I took my mother for a ride recently.  It wasn’t a long ride, just a few miles; but it was a sad ride, one that brought tears and sorrow.

She had called me to tell me about her daily devotional that morning, and somehow we got to talking about the house she grew up in … a house that has created memories for so many of my family because of the people who lived there.

My grandfather was a minister.  He and my grandmother shared a faith in God that lit their lives from within.

One of my favorite childhood memories was spending the afternoon in that old farmhouse with my grandparents, eating crackers with cream cheese while they had their afternoon tea.  It was a ritual that my brother and sister and I viewed with secret delight.

The kitchen had an enormous coal stove against the back wall of the house, one that my grandfather used to make pies.  My grandmother would make the crust, which I have never been able to duplicate; and my grandfather would make the filling.
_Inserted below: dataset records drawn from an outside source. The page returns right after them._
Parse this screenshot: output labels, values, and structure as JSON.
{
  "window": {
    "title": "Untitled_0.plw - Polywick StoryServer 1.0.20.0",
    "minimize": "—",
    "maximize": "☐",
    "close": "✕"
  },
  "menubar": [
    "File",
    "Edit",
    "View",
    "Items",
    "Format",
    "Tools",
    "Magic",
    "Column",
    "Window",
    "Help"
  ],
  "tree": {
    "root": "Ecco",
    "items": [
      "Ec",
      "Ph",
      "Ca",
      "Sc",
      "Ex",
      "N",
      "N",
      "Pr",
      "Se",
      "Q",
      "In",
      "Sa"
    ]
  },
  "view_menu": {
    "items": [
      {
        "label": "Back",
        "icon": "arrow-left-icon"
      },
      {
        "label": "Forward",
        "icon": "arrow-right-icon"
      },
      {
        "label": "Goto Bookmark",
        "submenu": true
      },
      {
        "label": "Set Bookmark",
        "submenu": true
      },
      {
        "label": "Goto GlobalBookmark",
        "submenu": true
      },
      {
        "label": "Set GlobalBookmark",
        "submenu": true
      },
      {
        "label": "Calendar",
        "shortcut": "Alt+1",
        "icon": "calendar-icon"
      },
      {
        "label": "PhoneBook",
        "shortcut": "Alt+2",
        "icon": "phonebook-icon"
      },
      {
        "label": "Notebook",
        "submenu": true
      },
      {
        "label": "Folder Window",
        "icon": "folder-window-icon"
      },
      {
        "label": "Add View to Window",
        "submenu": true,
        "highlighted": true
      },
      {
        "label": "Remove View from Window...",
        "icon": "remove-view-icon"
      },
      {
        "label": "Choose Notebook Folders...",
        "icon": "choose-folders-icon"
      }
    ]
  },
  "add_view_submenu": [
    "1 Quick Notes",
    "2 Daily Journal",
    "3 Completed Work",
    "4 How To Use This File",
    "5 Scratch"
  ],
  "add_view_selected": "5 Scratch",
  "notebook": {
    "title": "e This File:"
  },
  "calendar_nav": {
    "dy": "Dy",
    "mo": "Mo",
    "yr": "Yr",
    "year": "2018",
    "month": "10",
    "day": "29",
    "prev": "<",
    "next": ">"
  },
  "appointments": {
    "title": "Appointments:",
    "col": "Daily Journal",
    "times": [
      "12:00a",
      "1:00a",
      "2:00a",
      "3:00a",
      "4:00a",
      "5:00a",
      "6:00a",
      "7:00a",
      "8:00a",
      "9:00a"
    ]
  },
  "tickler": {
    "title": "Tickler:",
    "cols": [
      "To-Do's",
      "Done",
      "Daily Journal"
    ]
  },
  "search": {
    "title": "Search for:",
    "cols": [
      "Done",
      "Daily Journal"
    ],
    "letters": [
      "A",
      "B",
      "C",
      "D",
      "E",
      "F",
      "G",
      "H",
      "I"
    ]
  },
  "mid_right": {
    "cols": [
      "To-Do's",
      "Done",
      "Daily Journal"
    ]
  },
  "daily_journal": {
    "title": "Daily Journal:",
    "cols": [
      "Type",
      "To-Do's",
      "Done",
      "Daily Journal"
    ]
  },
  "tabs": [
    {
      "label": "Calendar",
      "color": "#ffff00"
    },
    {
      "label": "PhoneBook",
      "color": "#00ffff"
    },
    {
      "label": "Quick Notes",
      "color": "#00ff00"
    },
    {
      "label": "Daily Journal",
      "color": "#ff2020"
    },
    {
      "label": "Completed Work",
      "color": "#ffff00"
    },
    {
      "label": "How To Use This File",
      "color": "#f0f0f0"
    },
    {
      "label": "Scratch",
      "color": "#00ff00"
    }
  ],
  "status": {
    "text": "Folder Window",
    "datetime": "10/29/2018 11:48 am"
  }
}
One of his creations was a chocolate mint pie, which he admitted took numerous attempts to get just right.  It was the amount of mint extract that was the trouble, either too much or too little.

By the time we were offered a piece, he had gotten the amount just right; and while I don’t remember the actual piece of pie that I ate, I do remember my joy at sitting at that kitchen table as he asked me if I would like a piece.

I don’t remember really tasting the piece he gave me, I just remember that feeling of supreme satisfaction not so much because it was good, which it was; but because he cared enough to offer me some.

The making of those pies was an example of his love for family and friends…he was a diabetic and could not eat any of them; but chose to make them for others.

There was a long trestle table, flanked by two benches, on which many a game of Scrabble was played.  I still have that old Scrabble board with their Scrabble dictionary and the scoring notebook.

My grandparents would run string around the walls, up near the ceiling, to hang cards on at Christmas time.  I would stand in awe at the hundreds of cards that they received each year.  It was a testament of how much these two dear people were loved.

Out behind the old house, was a large yard edged in flowers and shrubs.  Purple lilacs were the backdrop for peonies, poppies, day lilies, lupines and a large assortment of other flowers.

In the middle of the lawn sat a fish pond, filled with large goldfish.  This was where we could find my grandfather on a warm summer day, sitting there near his pond watching those fish.

It was a place that instilled love and safety; and as I look back at those years, that love and safety still exist, interspersed with an overwhelming sense of nostalgia for the simplicity of childhood.

But I think that the house itself would have meant nothing if not for that wonderful, loving couple that opened their hearts and lives.

As my mother and I sat and looked across the empty field at that beloved house, we were filled with a profound sadness.

The house is empty now, too old and worn down to be a safe dwelling.  It looked sad and lost, as if missing the family that had lived there all those years.

It was that sadness and lost air that drove home to me how much I missed my grandparents.

They were the dearest of people, loved by all, missed by many.

I know they are in heaven now, worshipping that God that filled their lives with so much love.

That knowledge eases some of the sadness, but does not completely fill up the empty space inside that is left by their absence.

© Drusilla Mott and, 2011



  1. Awwww…I understand…I have dreams about the house my dad’s parents lived in…such sweet memories. And even after our daughter’s wedding, we looked at very old slides of days gone by for my husband’s family. I hope that our kids will think of us with such sweet memories as we have of our parents and grandparents. Thanks for sharing!


    • Thank you Wendy. When I think of how much my grandparents were loved, and how much they are missed, I can’t help but wonder if I am living in a way that will make that kind of legacy for myself. I pray so.


  2. Oh Dru. that is beautiful. I know it breaks my heart to see the house. Chris really tried too. to keep it going I mean
    Once when I was a young woman, and a total health food hippie!, I told Gramma I just couldn’t get my pie crust to turn out right. She asked how I made it and I told her butter and whole wheat pastry flour. Oh Dear! she said, No wonder! You have to use Crisco!
    I know even with Crisco it would never be like theirs.


    • Janet,

      Thanks for stopping by and visiting my blog.

      I know Chris has tried to keep it up … it is just too old. I loved that house. But, as I said, I think my sadness over the house is because the emptiness makes me miss Gramma and Grampa so much.


    • Thank you Greg. Yes, there are a lot of happy memories that go with that house and barn. Not sure who took the picture (a little before my time 🙂 ) but it is the type of picture that makes me wish I could step into it. I can’t help but wonder just what was happening in the house when that picture was taken. With all those cars, there surely was activity going on out of sight of that camera lens and knowing my mom was probably in the house at that instant makes me wish I could go in and see what was happening. My mom would have turned 20 in October 1945; her and my dad got married Feb. 1946. I have a copy of their wedding picture – they are standing in front of that little porch.